Bununla birlikte Bahbah'ın, ABD'nin Filistinliler ve İsraillilerle ilişkisine dair vizyonu ve anlayışı belirsizliğini korurken, Bahbah'ın Trump yönetimi ile Hamas liderleri arasında arabuluculuk yaptığı süreçte, Hamas'ın pazartesi günü herhangi bir İsrail iadesi olmaksızın Edan Alexander'ı serbest bırakması da dahil olmak üzere yeni bir katkısı ortaya çıktı. Bahbah'ın Trump'a verdiği destek, Trump'ın Filistinlileri Gazze Şeridi'nden çıkarmaktan ve orada Ortadoğu’nun Rivierası’nı inşa etmekten bahsettiği Şubat 2024'ten sonra bir yük haline geldi.

“İsrail'i memnun etmek için insanlar topraklarından sürülemez. Bu kabul edilemez ve biz bunu asla kabul etmeyeceğiz” diyen Bahbah, bunun üzerine kurduğu grubun adını ‘Barış için Arap Amerikalılar’ olarak değiştirmeye karar verdiğini açıkladı.

Şarku’l Avsat’ın Axios'tan aktardığına göre Hamas, Alexander'ın serbest bırakılmasına yol açan ‘gizli görüşmeler’ için ‘beklenmedik bir arabulucu’ olan Bahbah ile temasa geçti.

İsrailli bir yetkili, iki taraf arasında ‘son iki hafta içinde Bahbah'a gönderilen mesajlar aracılığıyla yaklaşık 20 mesaj alışverişi yapıldığını ve Bahbah'ın Hamas'ın baş müzakerecisi Halil el-Hayye ile de konuştuğunu’ söyledi. Yetkili, ABD'nin Ortadoğu Özel Temsilcisi Steve Witkoff'un ‘Katarlı yetkililer ve Bahbah'ın yardımıyla Hamas'ı Alexander'ın serbest bırakılmasının Trump nezdinde büyük önem taşıyacağı konusunda ikna etmeyi başardığını’ belirtti.

dfvgbhty
ABD vatandaşı İsrailli asker Edan Alexander (Beyaz Saray'ın resmi X hesabı)

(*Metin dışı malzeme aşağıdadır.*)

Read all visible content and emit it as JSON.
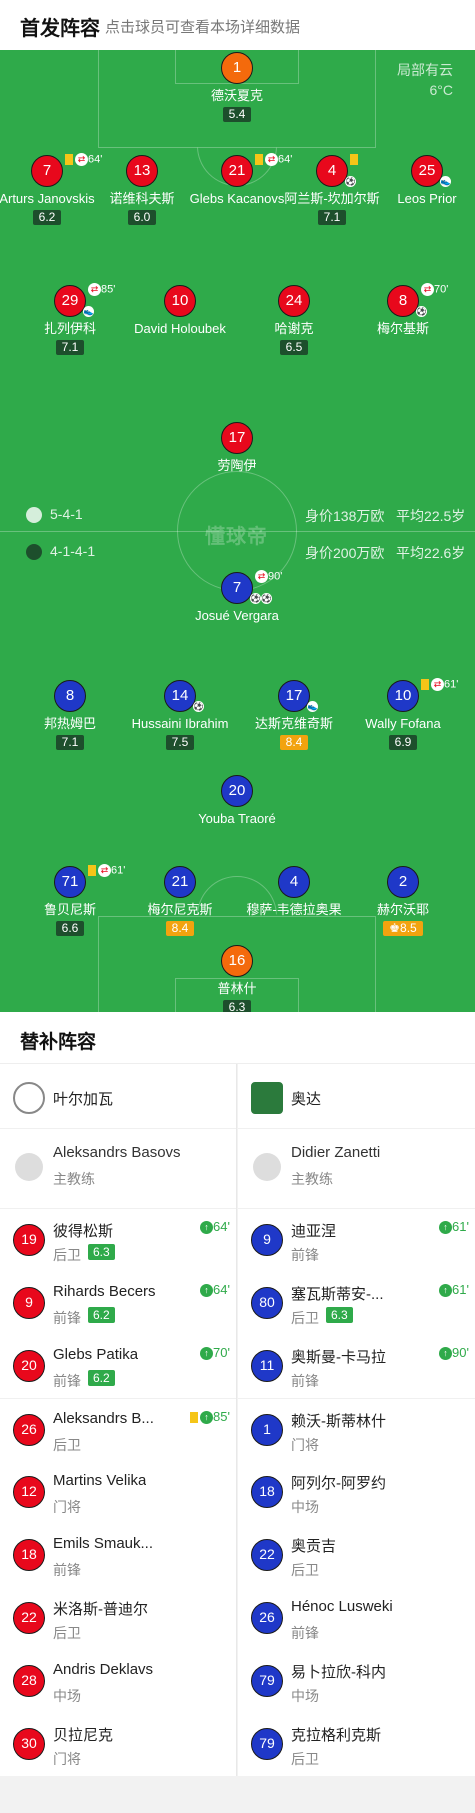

Filistinli bir yetkiliye göre Trump yönetimi Hamas'a, Edan Alexander'ın serbest bırakılması halinde ABD'nin on esirin serbest bırakılması karşılığında önceki tekliflerden daha uzun bir süre olan 70-90 günlük bir ateşkes için bastıracağını, ateşkes döneminde nihai bir anlaşma için müzakerelere başlanacağını ve ABD, Katar ve Mısır'ın görüşmeler devam ettiği sürece savaşa geri dönülmeyeceğini garanti edeceğini bildirdi.